それはある十月の、晴れた日にやって来た。

「ばいばーい」
「また明日ね」

 放課後。クラスメイトと別れて帰ろうとした時、樹李亜(じゅりあ)のスマートバンドに着信があった。

『校長室まで来てください。重要なお話があります。 高等部副校長より』

(うわあ……なんだろう。成績不振で、奨学金の打ち切りとか? それか、放校にでもなるとか?)

 樹李亜(じゅりあ)は急いで校長室に向かう。



***

 校長室の前で樹李亜(じゅりあ)は深呼吸する。重厚なそのドアの向こうは、まだ入ったことがない。


「一年A組の栄田樹李亜(えいだ じゅりあ)です。呼び出しがあって来ました。」
「どうぞ、入ってください」
「失礼します」

(あれ……)

 樹李亜(じゅりあ)は首をかしげる。
 副校長先生だけでなく、校長先生までいる。

 樹李亜(じゅりあ)の通う神代学園は初等部、中等部、高等部があって、その全体の長として校長先生が一人。そして、それぞれの部門ごとに副校長先生がいる。
 なので、普段会う機会があるのは、高等部の副校長先生だけ。でも今日は、校長先生までいる。
 そして、さらに謎なのが、高等部の生徒が三人、そこにいたこどだ。

(うわお……真珠(まじゅ)さんと大和(やまと)さんだ)

 三人の内二人は、誰だかすぐに分かった。二年生の生徒の鳥羽真珠(とば まじゅ)青柴大和(あおしば やまと)。学内でも評判の美女美男カップル。
 成績優秀、容姿端麗、家柄も性格も申し分なく……とくれば、完全に在校生たちの憧れの的。

もう一人は……。

(隣のクラスの樫村豪(かしむら ごう)くんだ)

 今まで気にしたこともなかったが、こうして生徒三人が一緒に並んでいるのをみると、むしろ彼が一番……。

(うちの学年にこんなイケメンがいたのか……知らなかった)

 樹李亜がじろじろと見ていると、それに気づいて、豪が気を悪くした。

「何か?」
「あ、ごめんなさい、何でもないです……」


 副校長先生が厳かに言った。
「高等部一年の栄田樹李亜(えいだ じゅりあ)さん、成績優秀により、あなたを『アルファクラス』に推薦します」
「はい? 何ですか、それ?」

 樹李亜はすっとんきょうな声をあげた。



***

 黒塗りの自動車が、校舎の来客用玄関を出て近くの建物へ向かう。車には生徒四人が乗っている。

 助手席には大和(やまと)
 二列ある後部座席には、前の列に樹李亜と真珠(まじゅ)、最後列に(ごう)

 目的地に着くまでの五分間に、真珠(まじゅ)が『アルファクラス』について説明してくれた。

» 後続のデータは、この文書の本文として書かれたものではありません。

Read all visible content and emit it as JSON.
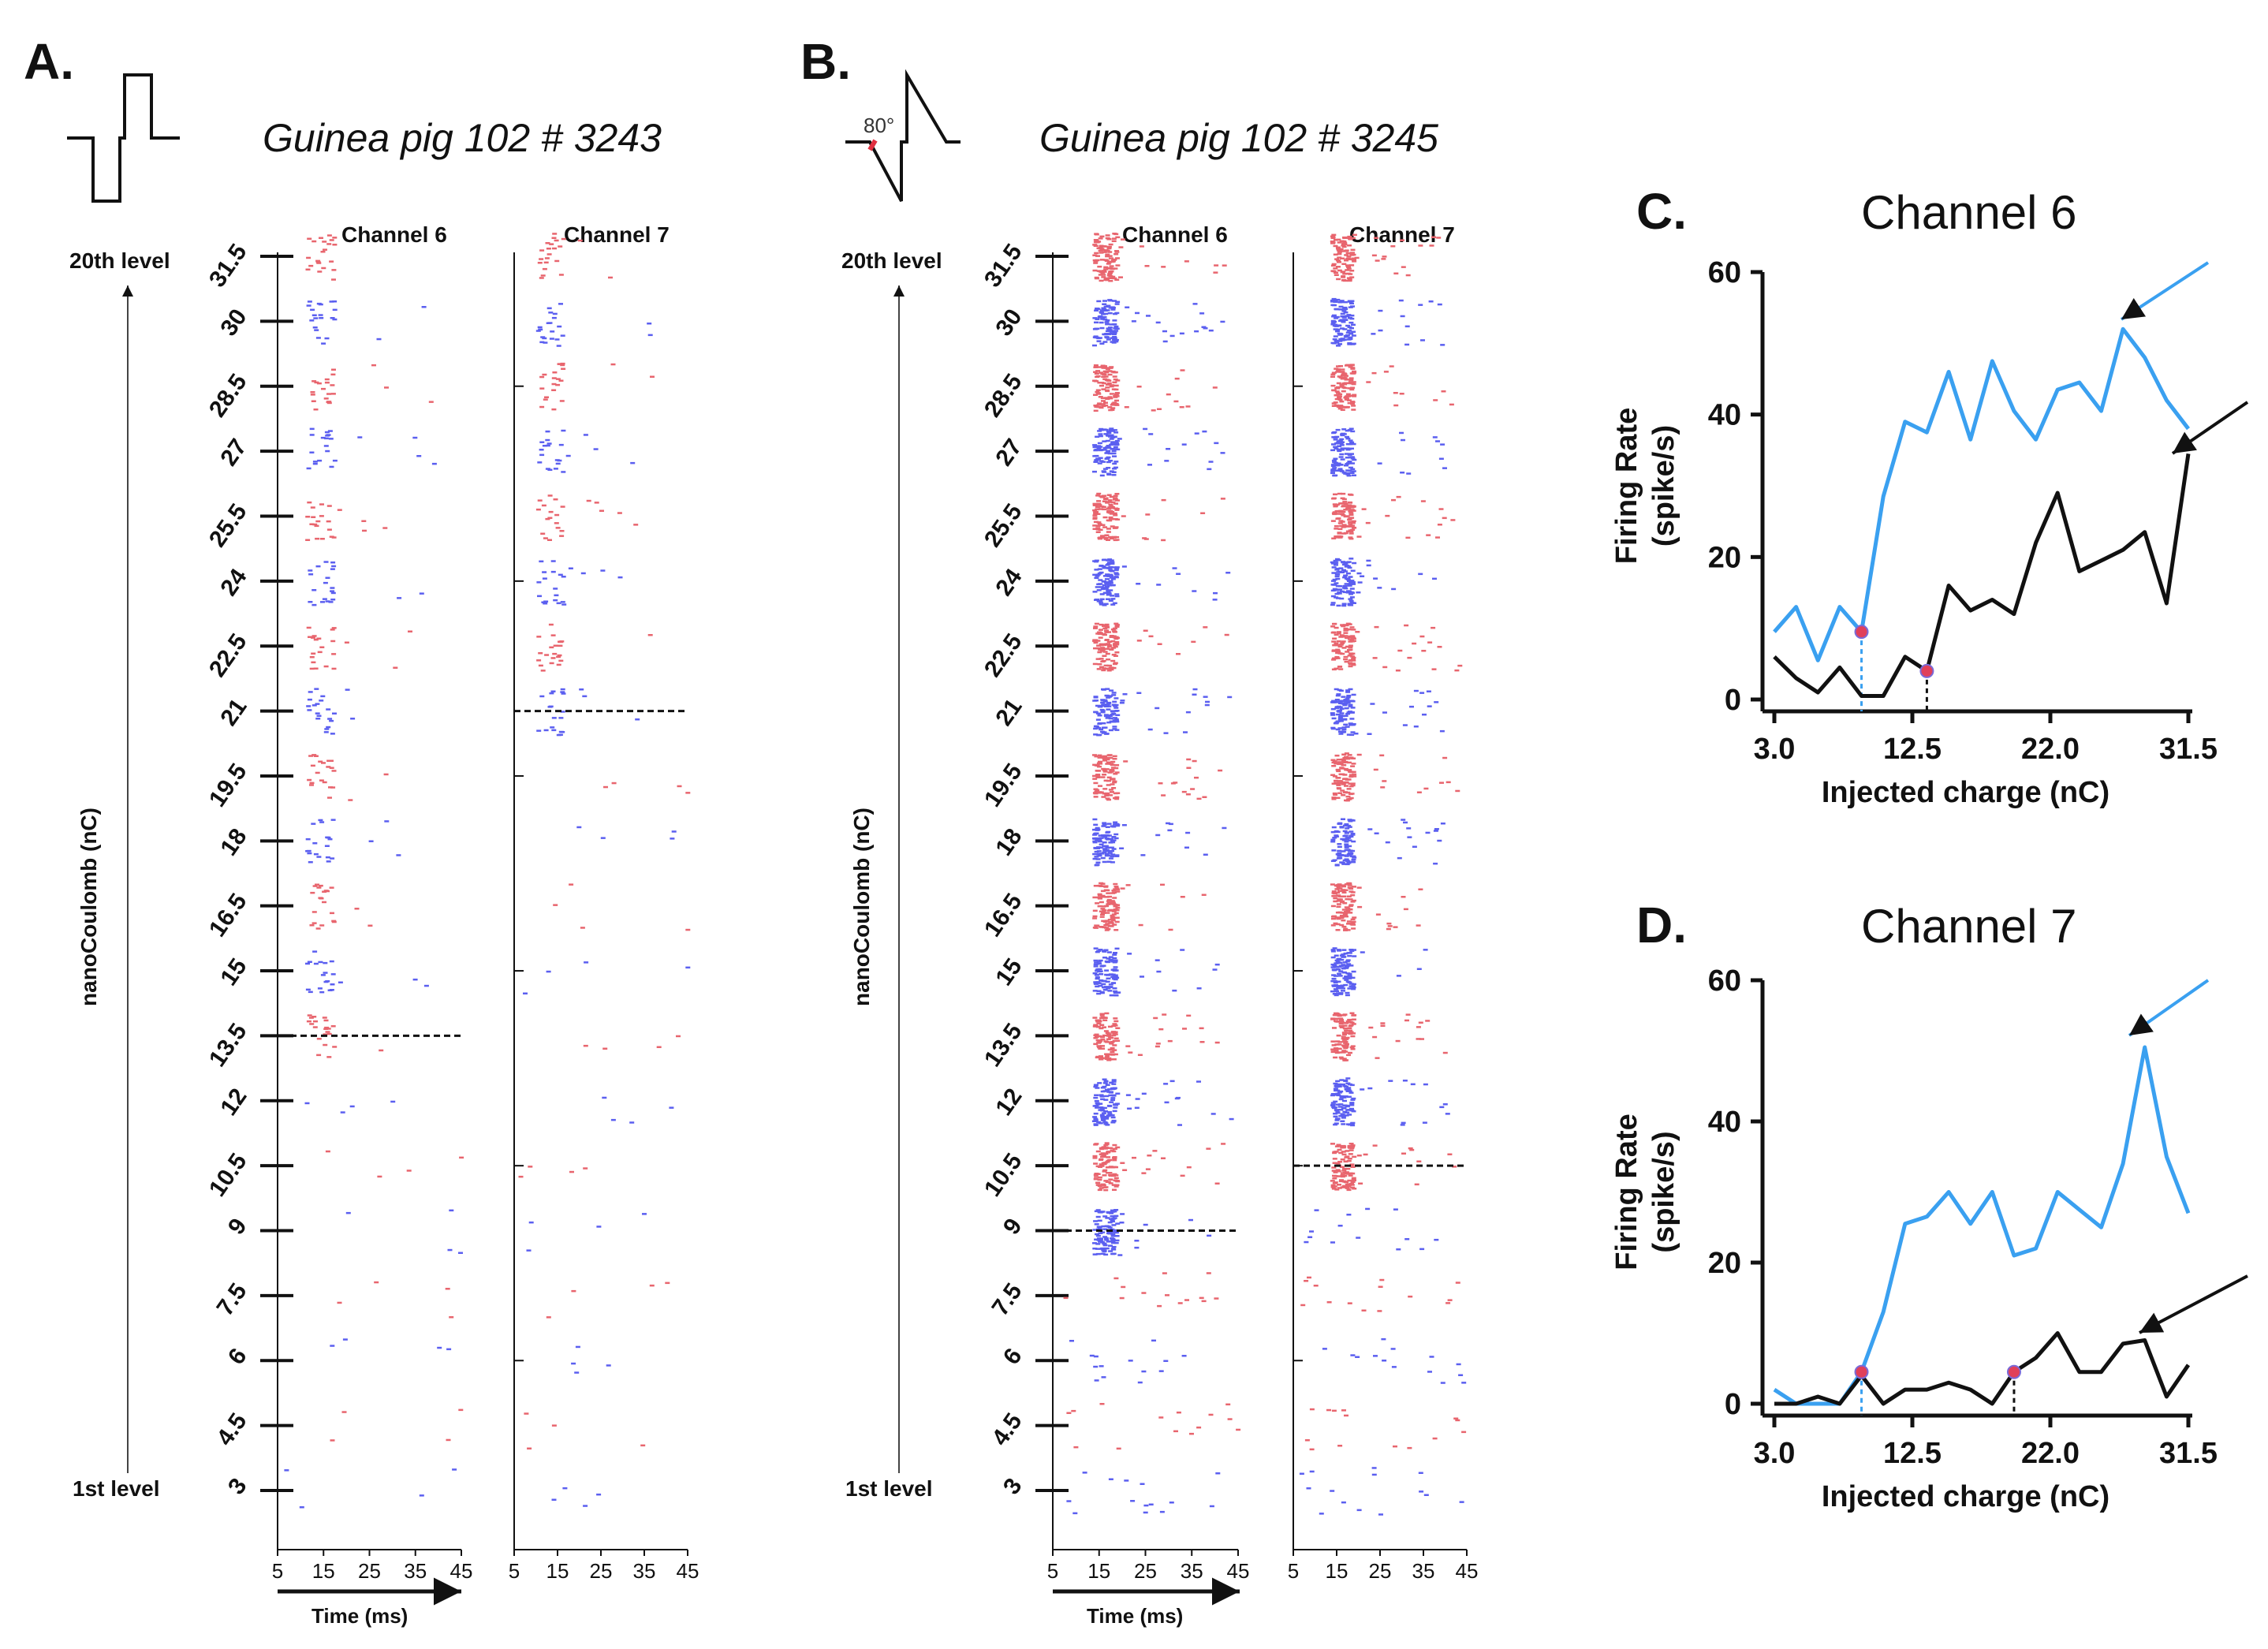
{
  "colors": {
    "red": "#e8656e",
    "blue": "#5b5ff0",
    "cyan": "#3aa0f0",
    "black": "#111111",
    "dot": "#e0405a"
  },
  "panel_a": {
    "letter": "A.",
    "title": "Guinea pig 102 # 3243",
    "level_top": "20th level",
    "level_bottom": "1st level",
    "ylabel": "nanoCoulomb (nC)",
    "xlabel": "Time (ms)",
    "channels": [
      "Channel 6",
      "Channel 7"
    ]
  },
  "panel_b": {
    "letter": "B.",
    "title": "Guinea pig 102 # 3245",
    "angle_label": "80°",
    "level_top": "20th level",
    "level_bottom": "1st level",
    "ylabel": "nanoCoulomb (nC)",
    "xlabel": "Time (ms)",
    "channels": [
      "Channel 6",
      "Channel 7"
    ]
  },
  "panel_c": {
    "letter": "C.",
    "title": "Channel 6"
  },
  "panel_d": {
    "letter": "D.",
    "title": "Channel 7"
  },
  "chart_data": [
    {
      "type": "scatter",
      "panel": "A",
      "title": "Guinea pig 102 # 3243",
      "subplots": [
        "Channel 6",
        "Channel 7"
      ],
      "xlabel": "Time (ms)",
      "ylabel": "nanoCoulomb (nC)",
      "x_ticks": [
        5,
        15,
        25,
        35,
        45
      ],
      "y_ticks": [
        3,
        4.5,
        6,
        7.5,
        9,
        10.5,
        12,
        13.5,
        15,
        16.5,
        18,
        19.5,
        21,
        22.5,
        24,
        25.5,
        27,
        28.5,
        30,
        31.5
      ],
      "xlim": [
        5,
        45
      ],
      "ylim": [
        3,
        31.5
      ],
      "thresholds_nC": [
        13.5,
        21
      ]
    },
    {
      "type": "scatter",
      "panel": "B",
      "title": "Guinea pig 102 # 3245",
      "subplots": [
        "Channel 6",
        "Channel 7"
      ],
      "xlabel": "Time (ms)",
      "ylabel": "nanoCoulomb (nC)",
      "x_ticks": [
        5,
        15,
        25,
        35,
        45
      ],
      "y_ticks": [
        3,
        4.5,
        6,
        7.5,
        9,
        10.5,
        12,
        13.5,
        15,
        16.5,
        18,
        19.5,
        21,
        22.5,
        24,
        25.5,
        27,
        28.5,
        30,
        31.5
      ],
      "xlim": [
        5,
        45
      ],
      "ylim": [
        3,
        31.5
      ],
      "thresholds_nC": [
        9,
        10.5
      ]
    },
    {
      "type": "line",
      "panel": "C",
      "title": "Channel 6",
      "xlabel": "Injected charge (nC)",
      "ylabel": "Firing Rate (spike/s)",
      "xlim": [
        3,
        31.5
      ],
      "ylim": [
        0,
        60
      ],
      "x_ticks": [
        "3.0",
        "12.5",
        "22.0",
        "31.5"
      ],
      "y_ticks": [
        0,
        20,
        40,
        60
      ],
      "x": [
        3,
        4.5,
        6,
        7.5,
        9,
        10.5,
        12,
        13.5,
        15,
        16.5,
        18,
        19.5,
        21,
        22.5,
        24,
        25.5,
        27,
        28.5,
        30,
        31.5
      ],
      "series": [
        {
          "color": "cyan",
          "values": [
            9.5,
            13,
            5.5,
            13,
            9.5,
            28.5,
            39,
            37.5,
            46,
            36.5,
            47.5,
            40.5,
            36.5,
            43.5,
            44.5,
            40.5,
            52,
            48,
            42,
            38
          ]
        },
        {
          "color": "black",
          "values": [
            6,
            3,
            1,
            4.5,
            0.5,
            0.5,
            6,
            4,
            16,
            12.5,
            14,
            12,
            22,
            29,
            18,
            19.5,
            21,
            23.5,
            13.5,
            34.5
          ]
        }
      ],
      "threshold_markers": [
        {
          "x": 9,
          "y": 9.5
        },
        {
          "x": 13.5,
          "y": 4
        }
      ]
    },
    {
      "type": "line",
      "panel": "D",
      "title": "Channel 7",
      "xlabel": "Injected charge (nC)",
      "ylabel": "Firing Rate (spike/s)",
      "xlim": [
        3,
        31.5
      ],
      "ylim": [
        0,
        60
      ],
      "x_ticks": [
        "3.0",
        "12.5",
        "22.0",
        "31.5"
      ],
      "y_ticks": [
        0,
        20,
        40,
        60
      ],
      "x": [
        3,
        4.5,
        6,
        7.5,
        9,
        10.5,
        12,
        13.5,
        15,
        16.5,
        18,
        19.5,
        21,
        22.5,
        24,
        25.5,
        27,
        28.5,
        30,
        31.5
      ],
      "series": [
        {
          "color": "cyan",
          "values": [
            2,
            0,
            0,
            0,
            4.5,
            13,
            25.5,
            26.5,
            30,
            25.5,
            30,
            21,
            22,
            30,
            27.5,
            25,
            34,
            50.5,
            35,
            27
          ]
        },
        {
          "color": "black",
          "values": [
            0,
            0,
            1,
            0,
            4,
            0,
            2,
            2,
            3,
            2,
            0,
            4.5,
            6.5,
            10,
            4.5,
            4.5,
            8.5,
            9,
            1,
            5.5
          ]
        }
      ],
      "threshold_markers": [
        {
          "x": 9,
          "y": 4.5
        },
        {
          "x": 19.5,
          "y": 4.5
        }
      ]
    }
  ]
}
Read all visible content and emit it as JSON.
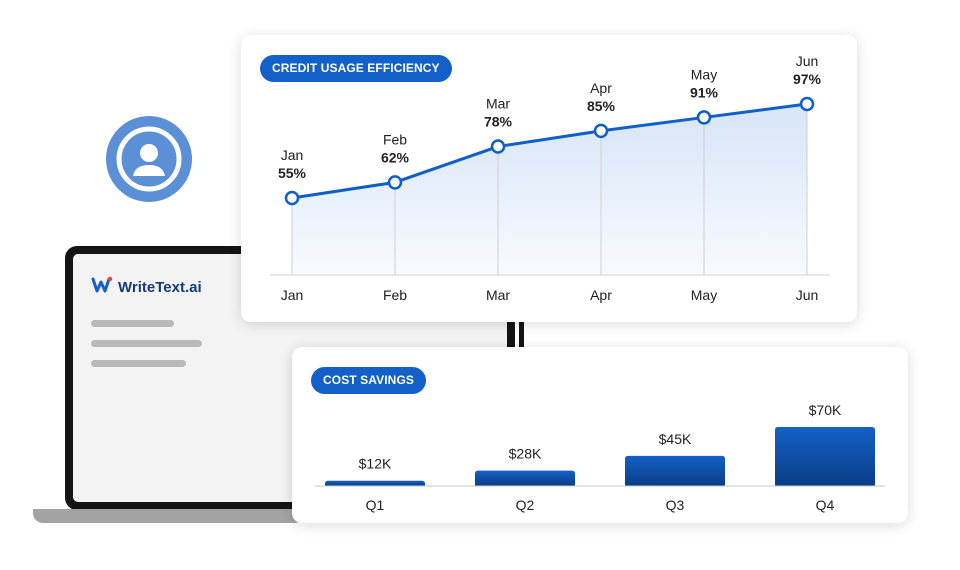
{
  "brand": {
    "name": "WriteText.ai"
  },
  "icons": {
    "avatar": "user-avatar-icon",
    "logo": "writetext-logo-icon"
  },
  "colors": {
    "accent": "#1360c8",
    "line": "#0f5fc6",
    "bar_top": "#1360c8",
    "bar_bottom": "#0b3d86"
  },
  "chart_data": [
    {
      "type": "line",
      "title": "CREDIT USAGE EFFICIENCY",
      "categories": [
        "Jan",
        "Feb",
        "Mar",
        "Apr",
        "May",
        "Jun"
      ],
      "values": [
        55,
        62,
        78,
        85,
        91,
        97
      ],
      "value_labels": [
        "55%",
        "62%",
        "78%",
        "85%",
        "91%",
        "97%"
      ],
      "xlabel": "",
      "ylabel": "",
      "grid": false
    },
    {
      "type": "bar",
      "title": "COST SAVINGS",
      "categories": [
        "Q1",
        "Q2",
        "Q3",
        "Q4"
      ],
      "values": [
        12,
        28,
        45,
        70
      ],
      "value_labels": [
        "$12K",
        "$28K",
        "$45K",
        "$70K"
      ],
      "xlabel": "",
      "ylabel": "",
      "grid": false
    }
  ]
}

「『アルファクラス』というのはね、神代学園高等部の中でも特に選抜された生徒の集まりなの。普段は高等部の進学科や芸術科や……他の生徒たちに混じって授業を受けているけれど、『アルファクラス』の生徒だけが参加する特別な課外授業と、寮生活が特徴ね」

 課外授業というのは、例えば、ダンス、乗馬、テニス、スキー。今後、社交の場で必要になるアクティビティ。でもそれは、樹李亜にとっては未知の、上流世界の習わしで……。

「寮生活というのは? 私は今も学寮に入っているんですけど……」

 神代学園には学寮があり、希望者はそこで共同生活をしている。樹李亜もそこの寮生の一人だった。

 質問に対して、真珠は笑って答える。
「『アルファタワー』での生活は、自由で洗練された環境よ。楽しみにしていて」
「はあ……」

(どんな所なのか、全く想像がつかないぞ……)

 樹李亜はさらに質問を重ねる。
「『アルファクラス』の生徒は何人いるのですか?」
「男女合わせて、今は一年生が十人、二年生が八人、三年生が六人」

 学年が上がるごとに、人数が減っている。

「毎年二回、前期後期で試験があってね、基準に達しない生徒は退学になるの。でも、難しいことじゃないから、心配することないわ」

 退学と聞いて樹李亜はものすごく心配になった。

(頭のいい人が言う『難しくない』ってのは、あてにならないし。そもそも、私って、そこまで成績よかったんだっけ?)



 四人を乗せた車は、高級マンションのような建物の入口で止まった。そこは複数台の車が出入りできるような広い車寄せ。雨に濡れずに出入りができるよう、屋根が張り出している。

「着いたわよ」

 運転手が車のドアを開けに来て、まず大和と豪が外に出る。続いて真珠が、大和に手を取られて車を降りる。
 樹李亜が降りようとした時には、豪が手を貸してくれた。

「あ、ありがとう……」

 誰かに手をとられるなんて、初めてのことだ。
 戸惑う樹李亜。豪は無表情のまま樹李亜を見て、そしてすぐに目をそらした。